5. Mr. Narayanaswami Aiyar urged that the present petition, Ex. A. 1, was a request- on the basis of which the 2nd defendant prayed that security proceedings might be taken under Section 107 Crl. P. C. It may be mentioned that there is no reference in Ex. A. 1 to Section 107 Crl. P. C. or any action that was required to be taken under Section ,107; nor is there any whisper in the last paragraph of the petition that proceedings by way of security against breach of the peace should be taken against the plaintiffs. Section 107 Crl. P. C., provides :
'107 (1). Whenever, a Presidency Magistrate, District Magistrate, Sub-divisional Magistrate or Magistrate of the First Class is informed that any person is likely to commit a breach of the peace or disturb the public tranquillity or to do any wrongful act that may probably occasion a breach of the peace or disturb the public tranquillity the Magistrate if in his opinion there is sufficient ground for proceeding may in manner hereinafter provided require such person to show cause why he should not be ordered to execute a bond with or without sureties for keeping the peace for such period not exceeding one year as the Magistrate thinks fit to fix.'
6. The decision in JLR 49 Mad 315: AIR 1926 Mad 521 (D), related strictly to statements made by the complainant to a Magistrate who was asked to take action under Section 107 Crl. P. C., and it was held by a Bench of this court that such statements are absolutely privileged and no civil action for defamation in respect of such statements is maintainable. I am in agreement with the view taken by the lower appellate court that on the allegations in the petition there was nothing on which the Magistrate could proceed; for taking security proceedings as there was no apprehended breach of the peace or disturbance of public tranquillity by any threatened wrongful act which has been complained of.

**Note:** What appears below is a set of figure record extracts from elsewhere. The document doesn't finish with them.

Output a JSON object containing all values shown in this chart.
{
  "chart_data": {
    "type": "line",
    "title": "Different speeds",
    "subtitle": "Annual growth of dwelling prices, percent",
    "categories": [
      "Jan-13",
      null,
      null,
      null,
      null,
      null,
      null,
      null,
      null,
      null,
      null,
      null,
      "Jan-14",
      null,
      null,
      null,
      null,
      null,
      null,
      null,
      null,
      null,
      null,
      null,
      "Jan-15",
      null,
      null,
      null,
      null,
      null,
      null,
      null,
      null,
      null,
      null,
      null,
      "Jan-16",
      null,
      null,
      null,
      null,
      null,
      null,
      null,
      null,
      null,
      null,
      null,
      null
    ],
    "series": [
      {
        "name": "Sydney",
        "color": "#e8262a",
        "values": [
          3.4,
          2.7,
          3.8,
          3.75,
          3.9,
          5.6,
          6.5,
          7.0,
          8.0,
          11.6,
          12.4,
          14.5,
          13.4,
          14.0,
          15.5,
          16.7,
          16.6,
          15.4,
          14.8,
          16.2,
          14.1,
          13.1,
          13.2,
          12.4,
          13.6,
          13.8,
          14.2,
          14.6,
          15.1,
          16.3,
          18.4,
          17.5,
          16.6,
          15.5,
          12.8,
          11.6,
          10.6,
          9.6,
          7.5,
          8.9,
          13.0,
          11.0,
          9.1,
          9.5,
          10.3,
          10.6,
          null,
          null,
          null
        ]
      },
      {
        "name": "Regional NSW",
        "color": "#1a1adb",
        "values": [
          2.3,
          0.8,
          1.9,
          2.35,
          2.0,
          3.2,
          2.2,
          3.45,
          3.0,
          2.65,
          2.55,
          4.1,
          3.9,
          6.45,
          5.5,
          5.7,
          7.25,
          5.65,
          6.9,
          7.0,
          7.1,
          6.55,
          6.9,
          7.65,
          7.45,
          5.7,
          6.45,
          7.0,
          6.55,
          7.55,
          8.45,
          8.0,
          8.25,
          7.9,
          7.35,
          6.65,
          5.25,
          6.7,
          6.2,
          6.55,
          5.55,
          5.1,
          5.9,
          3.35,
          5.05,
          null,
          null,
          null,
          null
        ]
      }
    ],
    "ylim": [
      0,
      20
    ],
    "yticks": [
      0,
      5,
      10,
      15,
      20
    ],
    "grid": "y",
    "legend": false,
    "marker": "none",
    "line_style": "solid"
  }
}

Mr. Narayanaswami Aiyar however relied upon paragraph 12 of Ex. A. 1 and urged that these plaintiffs along with others 'are threatening respectable persons with bodily injury and also sending false petition against them with a view to lower them in the estimate of the public.' There cannot be a more general accusation than this as against indefinite and imaginary class of persons. I am unable to see how this petition could be considered to be a petition where an. action was sought to be taken under Section 107 Crl. P. C. The learned Subordinate Judge after an examination of the charges found that there was no basis for any belief by the 2nd defendant that he was making these statements with a view to repeat them on oath at a subsequent judicial proceeding to be taken by the Deputy Inspector General of Police or the District Superintendent of Police, Madurai, on his petition. In the absence of such basis, I am in entire agreement with the learned Subordinate Judge that the appellant in both the appeals is not free-from liability for damages. The plea of absolute privilege has been rightly found against .
7. The second appeals are dismissed with costs and one advocate's fee in S. A. 1939 of 1953 to be shared equally.' No leave.